Wir haben Euch in einigen Aussendungen bereits mit zentralen Aspekten der Thematik vertraut gemacht. Hier noch einmal kurz und knapp zusammengefasst die wichtigsten Fakten:

EINE NEUSTRUKTURIERUNG DES EUROPAWEITEN „GESUNDHEITSMARKTES“ STEHT UNS BEVOR. Die EU strebt eine Vereinheitlichung der Gesundheitssysteme ihrer Mitgliedsstaaten an. Dabei zeichnen sich ZWEI TENDENZEN ab:

Erstens: Eine europaweit EINHEITLICHE FESTLEGUNG DER AUSBILDUNGEN UND ANFORDERUNGEN. Dabei geht es einerseits um die Gewährleistung der Niederlassungsfreiheit, also der Möglichkeit, den erlernten Beruf unabhängig von Landesgrenzen in jedem Land Europas auszuüben, und andererseits darum, der europäischen Bevölkerung Zugang zur bestmöglichen Gesundheitsversorgung zu ermöglichen, diese finanzierbar zu machen und Nachhaltigkeit zu erreichen. Die Basis für die einheitliche Regulierung bildet das „European Qualification Framework“, das dafür sorgen soll, dass es „normierte“ Ausbildungen und Berufsanforderungen auf europaweit gleichem Standard gibt.

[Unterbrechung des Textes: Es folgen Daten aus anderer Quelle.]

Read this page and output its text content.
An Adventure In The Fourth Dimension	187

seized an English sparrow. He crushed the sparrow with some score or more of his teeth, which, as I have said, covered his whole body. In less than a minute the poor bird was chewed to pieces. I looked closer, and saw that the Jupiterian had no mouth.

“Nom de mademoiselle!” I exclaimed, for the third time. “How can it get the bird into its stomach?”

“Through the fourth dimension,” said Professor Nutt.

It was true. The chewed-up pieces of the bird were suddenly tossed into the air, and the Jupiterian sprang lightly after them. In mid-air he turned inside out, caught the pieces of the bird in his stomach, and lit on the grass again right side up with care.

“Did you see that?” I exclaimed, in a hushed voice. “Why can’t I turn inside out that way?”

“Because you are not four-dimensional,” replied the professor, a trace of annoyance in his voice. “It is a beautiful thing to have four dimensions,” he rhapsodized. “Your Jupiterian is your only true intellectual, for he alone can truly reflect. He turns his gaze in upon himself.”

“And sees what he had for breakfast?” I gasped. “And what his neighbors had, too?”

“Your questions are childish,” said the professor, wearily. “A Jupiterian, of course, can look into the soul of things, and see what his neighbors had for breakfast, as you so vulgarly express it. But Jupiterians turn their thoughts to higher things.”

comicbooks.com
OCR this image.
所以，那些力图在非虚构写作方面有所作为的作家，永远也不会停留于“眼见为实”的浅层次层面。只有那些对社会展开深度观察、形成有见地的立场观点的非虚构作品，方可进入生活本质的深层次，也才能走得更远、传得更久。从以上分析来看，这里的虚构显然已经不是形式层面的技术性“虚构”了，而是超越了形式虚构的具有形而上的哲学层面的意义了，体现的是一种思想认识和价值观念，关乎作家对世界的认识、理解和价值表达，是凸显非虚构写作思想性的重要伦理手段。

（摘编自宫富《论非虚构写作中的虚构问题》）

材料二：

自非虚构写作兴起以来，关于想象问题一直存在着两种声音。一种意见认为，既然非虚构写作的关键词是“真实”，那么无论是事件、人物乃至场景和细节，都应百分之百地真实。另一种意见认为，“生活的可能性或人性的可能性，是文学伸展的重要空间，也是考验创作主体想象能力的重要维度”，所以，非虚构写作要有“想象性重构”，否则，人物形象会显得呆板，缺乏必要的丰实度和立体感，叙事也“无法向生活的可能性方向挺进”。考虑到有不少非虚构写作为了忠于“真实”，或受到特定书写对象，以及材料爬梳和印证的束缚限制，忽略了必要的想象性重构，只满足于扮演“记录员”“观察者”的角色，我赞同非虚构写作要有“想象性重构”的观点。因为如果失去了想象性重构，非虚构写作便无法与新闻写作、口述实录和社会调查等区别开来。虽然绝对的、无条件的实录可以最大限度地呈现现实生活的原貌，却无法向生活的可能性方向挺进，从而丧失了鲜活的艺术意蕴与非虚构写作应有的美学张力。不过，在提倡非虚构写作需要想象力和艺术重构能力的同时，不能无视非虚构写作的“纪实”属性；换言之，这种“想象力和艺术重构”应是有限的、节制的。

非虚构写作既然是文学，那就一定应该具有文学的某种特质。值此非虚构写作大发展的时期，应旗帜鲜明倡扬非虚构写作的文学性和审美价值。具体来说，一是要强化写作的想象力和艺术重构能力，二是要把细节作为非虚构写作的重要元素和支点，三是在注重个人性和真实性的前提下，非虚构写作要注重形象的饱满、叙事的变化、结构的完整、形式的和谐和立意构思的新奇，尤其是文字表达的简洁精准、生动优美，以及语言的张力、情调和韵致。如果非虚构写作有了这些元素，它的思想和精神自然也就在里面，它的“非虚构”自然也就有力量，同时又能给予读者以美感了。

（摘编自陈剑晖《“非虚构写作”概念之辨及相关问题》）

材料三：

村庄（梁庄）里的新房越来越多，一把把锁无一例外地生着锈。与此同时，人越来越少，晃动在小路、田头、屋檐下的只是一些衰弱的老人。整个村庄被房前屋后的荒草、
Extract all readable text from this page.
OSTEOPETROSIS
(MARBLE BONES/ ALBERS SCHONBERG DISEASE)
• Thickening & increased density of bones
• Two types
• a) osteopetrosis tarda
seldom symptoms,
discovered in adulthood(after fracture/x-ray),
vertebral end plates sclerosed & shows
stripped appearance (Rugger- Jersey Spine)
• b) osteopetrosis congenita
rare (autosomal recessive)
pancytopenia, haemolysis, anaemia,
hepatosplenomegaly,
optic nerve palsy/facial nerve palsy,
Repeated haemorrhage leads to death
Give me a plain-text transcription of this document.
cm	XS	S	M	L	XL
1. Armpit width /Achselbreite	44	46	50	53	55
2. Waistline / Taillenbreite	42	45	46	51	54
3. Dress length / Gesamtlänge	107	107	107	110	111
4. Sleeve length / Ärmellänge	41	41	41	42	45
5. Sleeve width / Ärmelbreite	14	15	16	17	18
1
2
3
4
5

Zweitens: Die Tendenz einer Deregulierung, einer LIBERALISIERUNG DER GEWERBE in den EU-Mitgliedsstaaten, die Wettbewerbsfreiheit ermöglicht und „den Markt“ entscheiden lässt.


Die Herausforderungen, denen wir uns stellen müssen lauten:
WAS KÖNNEN WIR TUN, WENN DER GEWERBLICHE SCHUTZ VON SHIATSU WEGFÄLLT (den es derzeit als reglementiertes Gewerbe mit Gesundheitsbezug (reglementiert in der Massage-Verordnung) lt. der Auflistung „Komplementärer Methoden“ durch das Bundesministerium für Gesundheit genießt)?

Und:

WIE GEHEN WIR UM MIT DER VEREINHEITLICHUNG DER AUSBILDUNGSKRITERIEN DURCH EINE EUROPAWEITE NORM.

Damit verbunden ist die zentrale Frage: WELCHEN STELLENWERT KANN/WILL/MUSS SHIATSU ALS BERUF IN ZUKUNFT HABEN?


Halten wir uns noch einmal die VORTEILE UND GEFAHREN DER NEUREGELUNG vor Augen:

KOMMT ES ZU EINER LIBERALISIERUNG DER GEWERBE, WIRD DIE BERUFLICHE AUSÜBUNG VON SHIATSU NUR VOM FREIEN MARKT BESTIMMT. Der Vorteil: weniger Regelungen. Die Gefahr: JEDE(R), GANZ EGAL MIT WELCHER AUSBILDUNG, KANN SHIATSU ANBIETEN, D.H. DIE KONKURRENZ DURCH MINDERQUALIFIZIERTE, BILLIGER ANBIETENDE MITBEWERBER VERSCHÄRFT SICH (Das Problem: Nach welchen Kriterien sollen die Klienten entscheiden, wenn am freien Markt das Qualitätsprodukt neben dem Ramsch quasi „mit demselben Etikett“ angeboten wird?)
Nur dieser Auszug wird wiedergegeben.